Di fronte a questo anniversario, ci saranno tre elezioni della nuova trioka dell'Europa, cioè Italia, Germania e Francia, ma i partiti euroscetici e populisti hanno ottenuto una grande popolarità, dunque dopo questo anniversario, se succede l'evento come gli Usa hanno scelto Trump come presidente, come si può procedere questa integrazione europea.

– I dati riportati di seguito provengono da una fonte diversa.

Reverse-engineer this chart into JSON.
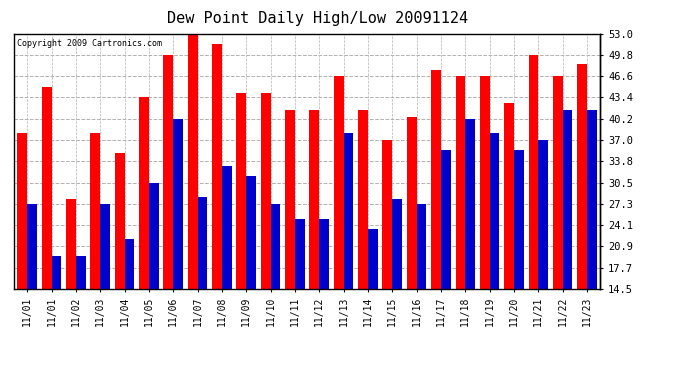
{
  "title": "Dew Point Daily High/Low 20091124",
  "copyright_text": "Copyright 2009 Cartronics.com",
  "dates": [
    "11/01",
    "11/01",
    "11/02",
    "11/03",
    "11/04",
    "11/05",
    "11/06",
    "11/07",
    "11/08",
    "11/09",
    "11/10",
    "11/11",
    "11/12",
    "11/13",
    "11/14",
    "11/15",
    "11/16",
    "11/17",
    "11/18",
    "11/19",
    "11/20",
    "11/21",
    "11/22",
    "11/23"
  ],
  "high_values": [
    38.0,
    45.0,
    28.0,
    38.0,
    35.0,
    43.4,
    49.8,
    53.0,
    51.5,
    44.0,
    44.0,
    41.5,
    41.5,
    46.6,
    41.5,
    37.0,
    40.5,
    47.5,
    46.6,
    46.6,
    42.5,
    49.8,
    46.6,
    48.5
  ],
  "low_values": [
    27.3,
    19.5,
    19.5,
    27.3,
    22.0,
    30.5,
    40.2,
    28.3,
    33.0,
    31.5,
    27.3,
    25.0,
    25.0,
    38.0,
    23.5,
    28.0,
    27.3,
    35.5,
    40.2,
    38.0,
    35.5,
    37.0,
    41.5,
    41.5
  ],
  "high_color": "#ff0000",
  "low_color": "#0000cc",
  "bg_color": "#ffffff",
  "plot_bg_color": "#ffffff",
  "grid_color": "#b0b0b0",
  "title_fontsize": 11,
  "ylabel_right_ticks": [
    14.5,
    17.7,
    20.9,
    24.1,
    27.3,
    30.5,
    33.8,
    37.0,
    40.2,
    43.4,
    46.6,
    49.8,
    53.0
  ],
  "ymin": 14.5,
  "ymax": 53.0
}
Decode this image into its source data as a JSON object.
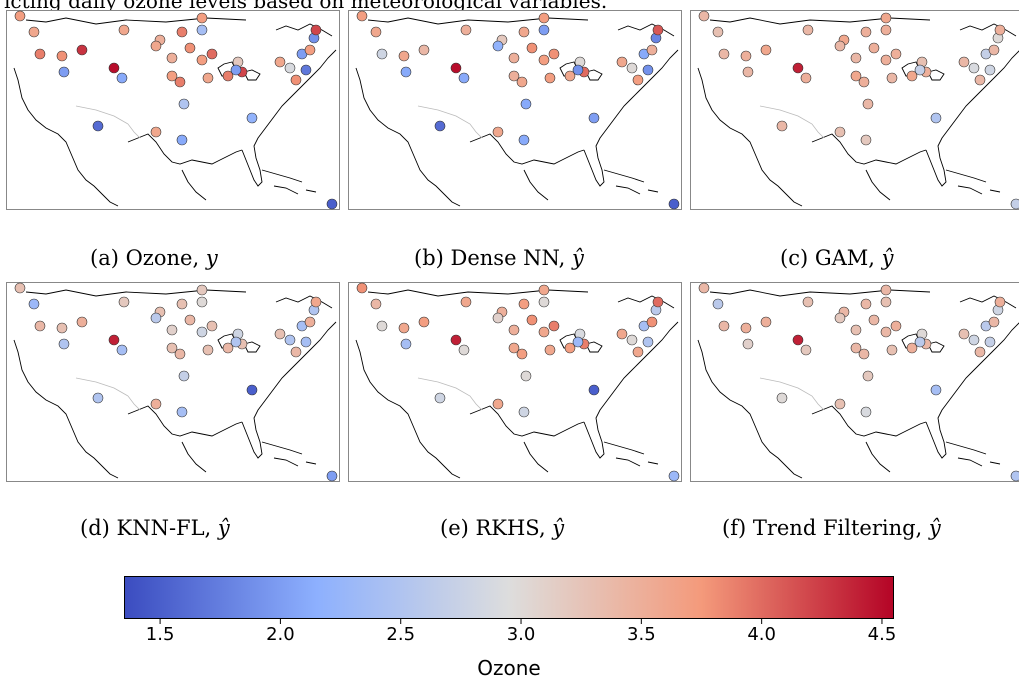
{
  "top_caption": "icting daily ozone levels based on meteorological variables.",
  "chart_data": {
    "type": "scatter",
    "description_of_marks": "station points colored by ozone value on a coolwarm scale",
    "colorbar": {
      "label": "Ozone",
      "range": [
        1.35,
        4.55
      ],
      "ticks": [
        "1.5",
        "2.0",
        "2.5",
        "3.0",
        "3.5",
        "4.0",
        "4.5"
      ],
      "tick_values": [
        1.5,
        2.0,
        2.5,
        3.0,
        3.5,
        4.0,
        4.5
      ]
    },
    "panels": [
      {
        "label": "(a) Ozone, ",
        "var": "y",
        "values": [
          3.7,
          3.6,
          3.9,
          3.8,
          4.3,
          2.0,
          3.6,
          3.5,
          3.9,
          2.4,
          3.7,
          4.5,
          2.1,
          3.6,
          3.5,
          3.7,
          3.9,
          2.5,
          3.8,
          3.7,
          4.0,
          3.6,
          3.9,
          3.2,
          4.2,
          2.0,
          3.6,
          2.9,
          3.8,
          2.0,
          3.7,
          1.7,
          1.9,
          4.2,
          1.5,
          1.6,
          3.6,
          2.1,
          2.2
        ]
      },
      {
        "label": "(b) Dense NN, ",
        "var": "ŷ",
        "values": [
          3.7,
          3.6,
          2.8,
          3.6,
          3.4,
          2.1,
          3.5,
          3.2,
          3.6,
          2.0,
          3.7,
          4.5,
          2.1,
          2.2,
          3.5,
          3.5,
          3.6,
          2.1,
          3.8,
          3.7,
          3.8,
          3.7,
          3.6,
          3.0,
          4.0,
          1.9,
          3.6,
          3.0,
          3.7,
          2.1,
          3.5,
          1.9,
          1.8,
          4.1,
          1.5,
          1.6,
          3.6,
          2.1,
          2.0
        ]
      },
      {
        "label": "(c) GAM, ",
        "var": "ŷ",
        "values": [
          3.4,
          3.3,
          3.4,
          3.5,
          3.6,
          3.4,
          3.4,
          3.6,
          3.5,
          3.5,
          3.6,
          4.4,
          3.5,
          3.4,
          3.4,
          3.6,
          3.5,
          3.4,
          3.5,
          3.5,
          3.5,
          3.4,
          3.6,
          3.3,
          3.5,
          2.7,
          3.4,
          2.9,
          3.4,
          2.7,
          3.4,
          2.8,
          3.0,
          3.5,
          2.7,
          3.4,
          3.3,
          3.2,
          2.5
        ]
      },
      {
        "label": "(d) KNN-FL, ",
        "var": "ŷ",
        "values": [
          3.3,
          2.3,
          3.4,
          3.3,
          3.5,
          2.5,
          3.2,
          3.3,
          3.3,
          3.0,
          3.2,
          4.4,
          2.4,
          2.6,
          3.1,
          3.3,
          3.4,
          2.7,
          3.4,
          2.8,
          3.3,
          3.3,
          3.4,
          2.8,
          3.3,
          2.5,
          3.3,
          2.5,
          3.4,
          2.4,
          3.5,
          2.4,
          2.5,
          3.6,
          2.0,
          2.5,
          3.5,
          2.4,
          1.5
        ]
      },
      {
        "label": "(e) RKHS, ",
        "var": "ŷ",
        "values": [
          3.8,
          3.4,
          3.0,
          3.6,
          3.7,
          2.4,
          3.6,
          3.5,
          3.7,
          3.0,
          3.6,
          4.4,
          3.0,
          3.1,
          3.5,
          3.6,
          3.7,
          3.0,
          3.8,
          3.6,
          3.9,
          3.6,
          3.7,
          2.9,
          3.9,
          2.3,
          3.6,
          3.0,
          3.6,
          2.4,
          3.8,
          2.5,
          2.6,
          4.0,
          2.3,
          2.8,
          3.6,
          2.8,
          1.5
        ]
      },
      {
        "label": "(f) Trend Filtering, ",
        "var": "ŷ",
        "values": [
          3.4,
          2.6,
          3.4,
          3.5,
          3.5,
          3.1,
          3.3,
          3.4,
          3.4,
          3.3,
          3.4,
          4.4,
          3.2,
          3.2,
          3.3,
          3.4,
          3.4,
          3.2,
          3.4,
          3.4,
          3.5,
          3.3,
          3.5,
          3.0,
          3.4,
          2.6,
          3.3,
          2.8,
          3.4,
          2.6,
          3.4,
          2.7,
          2.8,
          3.5,
          2.5,
          3.0,
          3.3,
          2.9,
          2.4
        ]
      }
    ]
  }
}
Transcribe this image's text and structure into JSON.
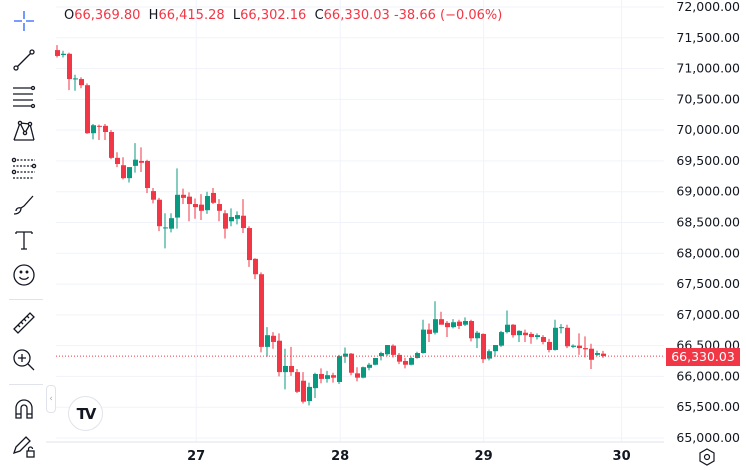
{
  "legend": {
    "open_key": "O",
    "open": "66,369.80",
    "high_key": "H",
    "high": "66,415.28",
    "low_key": "L",
    "low": "66,302.16",
    "close_key": "C",
    "close": "66,330.03",
    "change": "-38.66 (−0.06%)"
  },
  "current_price_label": "66,330.03",
  "logo_text": "TV",
  "colors": {
    "up": "#089981",
    "down": "#f23645",
    "grid": "#f0f3fa",
    "text": "#131722",
    "accent": "#2962ff"
  },
  "toolbar": [
    "crosshair-icon",
    "trend-line-icon",
    "fib-retracement-icon",
    "pattern-icon",
    "forecast-icon",
    "brush-icon",
    "text-icon",
    "emoji-icon",
    "ruler-icon",
    "zoom-in-icon",
    "magnet-icon",
    "lock-drawings-icon"
  ],
  "chart_data": {
    "type": "candlestick",
    "title": "",
    "ylim": [
      65000,
      72000
    ],
    "y_ticks": [
      "65,000.00",
      "65,500.00",
      "66,000.00",
      "66,500.00",
      "67,000.00",
      "67,500.00",
      "68,000.00",
      "68,500.00",
      "69,000.00",
      "69,500.00",
      "70,000.00",
      "70,500.00",
      "71,000.00",
      "71,500.00",
      "72,000.00"
    ],
    "y_tick_values": [
      65000,
      65500,
      66000,
      66500,
      67000,
      67500,
      68000,
      68500,
      69000,
      69500,
      70000,
      70500,
      71000,
      71500,
      72000
    ],
    "x_ticks": [
      {
        "label": "27",
        "index": 23.2
      },
      {
        "label": "28",
        "index": 47.2
      },
      {
        "label": "29",
        "index": 71.1
      },
      {
        "label": "30",
        "index": 94.1
      }
    ],
    "current_price": 66330.03,
    "candles": [
      [
        71300,
        71380,
        71180,
        71205
      ],
      [
        71220,
        71290,
        71180,
        71240
      ],
      [
        71240,
        71260,
        70650,
        70830
      ],
      [
        70830,
        70900,
        70640,
        70840
      ],
      [
        70830,
        70860,
        70680,
        70730
      ],
      [
        70730,
        70760,
        69940,
        69950
      ],
      [
        69950,
        70100,
        69850,
        70080
      ],
      [
        70070,
        70090,
        69840,
        70060
      ],
      [
        70070,
        70100,
        69840,
        69970
      ],
      [
        69970,
        70000,
        69530,
        69550
      ],
      [
        69550,
        69640,
        69400,
        69450
      ],
      [
        69430,
        69560,
        69200,
        69220
      ],
      [
        69220,
        69400,
        69150,
        69400
      ],
      [
        69420,
        69790,
        69310,
        69520
      ],
      [
        69500,
        69720,
        69320,
        69470
      ],
      [
        69500,
        69520,
        68980,
        69060
      ],
      [
        69010,
        69060,
        68810,
        68870
      ],
      [
        68870,
        68900,
        68360,
        68440
      ],
      [
        68410,
        68650,
        68080,
        68420
      ],
      [
        68400,
        68650,
        68340,
        68570
      ],
      [
        68580,
        69380,
        68400,
        68950
      ],
      [
        68950,
        69050,
        68800,
        68900
      ],
      [
        68920,
        68990,
        68520,
        68800
      ],
      [
        68800,
        68890,
        68560,
        68750
      ],
      [
        68790,
        68960,
        68540,
        68690
      ],
      [
        68700,
        69000,
        68640,
        68930
      ],
      [
        68980,
        69060,
        68800,
        68820
      ],
      [
        68800,
        68880,
        68520,
        68690
      ],
      [
        68650,
        68700,
        68240,
        68400
      ],
      [
        68520,
        68730,
        68440,
        68590
      ],
      [
        68560,
        68680,
        68470,
        68620
      ],
      [
        68610,
        68880,
        68330,
        68410
      ],
      [
        68410,
        68440,
        67780,
        67890
      ],
      [
        67910,
        67920,
        67580,
        67660
      ],
      [
        67660,
        67690,
        66390,
        66480
      ],
      [
        66480,
        66800,
        66320,
        66670
      ],
      [
        66660,
        66720,
        66450,
        66560
      ],
      [
        66580,
        66700,
        66000,
        66070
      ],
      [
        66070,
        66450,
        65790,
        66170
      ],
      [
        66170,
        66480,
        66010,
        66070
      ],
      [
        66070,
        66120,
        65730,
        65750
      ],
      [
        65930,
        66070,
        65560,
        65590
      ],
      [
        65600,
        65900,
        65530,
        65830
      ],
      [
        65810,
        66060,
        65650,
        66040
      ],
      [
        66040,
        66130,
        65890,
        65960
      ],
      [
        65960,
        66090,
        65900,
        66020
      ],
      [
        66020,
        66060,
        65900,
        65980
      ],
      [
        65910,
        66350,
        65880,
        66330
      ],
      [
        66320,
        66470,
        66220,
        66370
      ],
      [
        66370,
        66380,
        66020,
        66060
      ],
      [
        66050,
        66150,
        65920,
        65980
      ],
      [
        65980,
        66160,
        65970,
        66150
      ],
      [
        66140,
        66220,
        66100,
        66190
      ],
      [
        66190,
        66270,
        66180,
        66300
      ],
      [
        66330,
        66400,
        66260,
        66380
      ],
      [
        66360,
        66510,
        66330,
        66510
      ],
      [
        66500,
        66520,
        66310,
        66350
      ],
      [
        66350,
        66380,
        66200,
        66240
      ],
      [
        66250,
        66300,
        66130,
        66190
      ],
      [
        66190,
        66320,
        66180,
        66300
      ],
      [
        66300,
        66400,
        66290,
        66380
      ],
      [
        66380,
        66920,
        66370,
        66760
      ],
      [
        66760,
        66860,
        66560,
        66690
      ],
      [
        66710,
        67220,
        66680,
        66930
      ],
      [
        66930,
        67050,
        66850,
        66840
      ],
      [
        66870,
        66900,
        66640,
        66800
      ],
      [
        66800,
        66930,
        66780,
        66880
      ],
      [
        66890,
        66920,
        66770,
        66820
      ],
      [
        66840,
        66960,
        66820,
        66900
      ],
      [
        66900,
        66920,
        66570,
        66620
      ],
      [
        66620,
        66740,
        66460,
        66710
      ],
      [
        66690,
        66700,
        66220,
        66280
      ],
      [
        66290,
        66440,
        66260,
        66410
      ],
      [
        66410,
        66510,
        66320,
        66510
      ],
      [
        66500,
        66740,
        66480,
        66720
      ],
      [
        66720,
        67070,
        66700,
        66840
      ],
      [
        66840,
        66850,
        66630,
        66670
      ],
      [
        66670,
        66750,
        66560,
        66740
      ],
      [
        66710,
        66760,
        66560,
        66670
      ],
      [
        66690,
        66720,
        66530,
        66640
      ],
      [
        66640,
        66700,
        66600,
        66670
      ],
      [
        66640,
        66670,
        66520,
        66560
      ],
      [
        66560,
        66610,
        66390,
        66430
      ],
      [
        66430,
        66920,
        66420,
        66790
      ],
      [
        66790,
        66850,
        66700,
        66800
      ],
      [
        66790,
        66840,
        66460,
        66490
      ],
      [
        66480,
        66520,
        66460,
        66500
      ],
      [
        66500,
        66700,
        66350,
        66460
      ],
      [
        66460,
        66650,
        66310,
        66440
      ],
      [
        66450,
        66530,
        66120,
        66270
      ],
      [
        66350,
        66420,
        66330,
        66380
      ],
      [
        66369.8,
        66415.28,
        66302.16,
        66330.03
      ]
    ]
  }
}
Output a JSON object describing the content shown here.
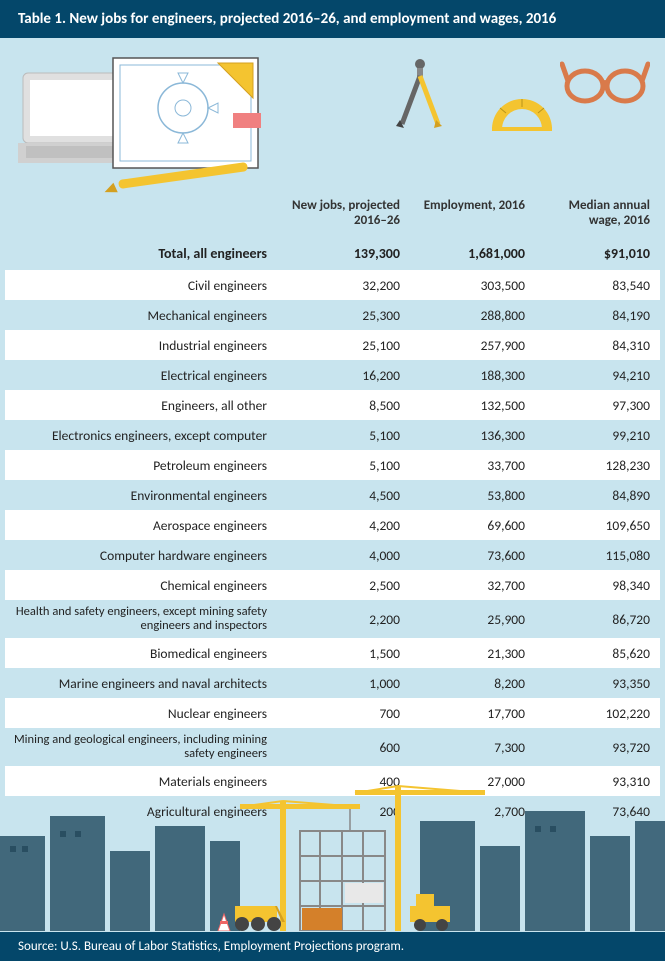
{
  "title": "Table 1. New jobs for engineers, projected 2016–26, and employment and wages, 2016",
  "columns": {
    "col1": "New jobs, projected 2016–26",
    "col2": "Employment, 2016",
    "col3": "Median annual wage, 2016"
  },
  "total": {
    "label": "Total, all engineers",
    "new_jobs": "139,300",
    "employment": "1,681,000",
    "wage": "$91,010"
  },
  "rows": [
    {
      "label": "Civil engineers",
      "new_jobs": "32,200",
      "employment": "303,500",
      "wage": "83,540"
    },
    {
      "label": "Mechanical engineers",
      "new_jobs": "25,300",
      "employment": "288,800",
      "wage": "84,190"
    },
    {
      "label": "Industrial engineers",
      "new_jobs": "25,100",
      "employment": "257,900",
      "wage": "84,310"
    },
    {
      "label": "Electrical engineers",
      "new_jobs": "16,200",
      "employment": "188,300",
      "wage": "94,210"
    },
    {
      "label": "Engineers, all other",
      "new_jobs": "8,500",
      "employment": "132,500",
      "wage": "97,300"
    },
    {
      "label": "Electronics engineers, except computer",
      "new_jobs": "5,100",
      "employment": "136,300",
      "wage": "99,210"
    },
    {
      "label": "Petroleum engineers",
      "new_jobs": "5,100",
      "employment": "33,700",
      "wage": "128,230"
    },
    {
      "label": "Environmental engineers",
      "new_jobs": "4,500",
      "employment": "53,800",
      "wage": "84,890"
    },
    {
      "label": "Aerospace engineers",
      "new_jobs": "4,200",
      "employment": "69,600",
      "wage": "109,650"
    },
    {
      "label": "Computer hardware engineers",
      "new_jobs": "4,000",
      "employment": "73,600",
      "wage": "115,080"
    },
    {
      "label": "Chemical engineers",
      "new_jobs": "2,500",
      "employment": "32,700",
      "wage": "98,340"
    },
    {
      "label": "Health and safety engineers, except mining safety engineers and inspectors",
      "new_jobs": "2,200",
      "employment": "25,900",
      "wage": "86,720",
      "wrap": true
    },
    {
      "label": "Biomedical engineers",
      "new_jobs": "1,500",
      "employment": "21,300",
      "wage": "85,620"
    },
    {
      "label": "Marine engineers and naval architects",
      "new_jobs": "1,000",
      "employment": "8,200",
      "wage": "93,350"
    },
    {
      "label": "Nuclear engineers",
      "new_jobs": "700",
      "employment": "17,700",
      "wage": "102,220"
    },
    {
      "label": "Mining and geological engineers, including mining safety engineers",
      "new_jobs": "600",
      "employment": "7,300",
      "wage": "93,720",
      "wrap": true
    },
    {
      "label": "Materials engineers",
      "new_jobs": "400",
      "employment": "27,000",
      "wage": "93,310"
    },
    {
      "label": "Agricultural engineers",
      "new_jobs": "200",
      "employment": "2,700",
      "wage": "73,640"
    }
  ],
  "source": "Source: U.S. Bureau of Labor Statistics, Employment Projections program.",
  "colors": {
    "header_bg": "#04476a",
    "page_bg": "#c8e4ee",
    "row_even": "#ffffff",
    "skyline": "#2a5368",
    "crane": "#f4c430",
    "glasses": "#d97a4a"
  }
}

Gozi: Innanzittutto in questa serie di elezioni c'è un messaggio molto positivo che viene dall'Olanda. Perché lì abbiamo visto che le forze democratiche pro europee, di destra, di centro e sinistra, sono andate avanti. Si è fermata l'ascesa dei movimenti xenofobi e populisti di Wilders. Quindi credo che il messaggio che viene dall'Olanda è che Il populismo e l'euroscetticismo non sono destinati a vinvere, che possono essere fermati e che ci sono forze pro-europee che possono vincere. Questo è anche quello che noi auspichiamo che accadrà in Francia. Se vincesse Marie Le Pen, io credo che sarebbe la fine dell'Unione Europea. Ma se vincesse un candidato pro-europeo come Emmanuel Macron, avremo finalmente una Francia molto pro-europea. Se in Germania, lo dico da membro del Partito Democratico, vincesse, o facesse un buon risultato a Martin Schulz, avremo una Germania molto più pro-eurpoea, è molto più sensibile alla politica degli investimenti europea e alla politica sociale europea. Quindi credo che c'è certamente ci sono dei pericoli in queste elezioni, ma ci possono esseser anche grandissime opportunità. L'Italia andrà al voto il prossimo anno Credo che se nel 2018 , ci fossero come protagonisti in Europa, Martin Shulz, Emmanuel Macron e Matteo Renzi, certamente potremo essere molto fiduciosi su presente e sul futuro dell'Europa.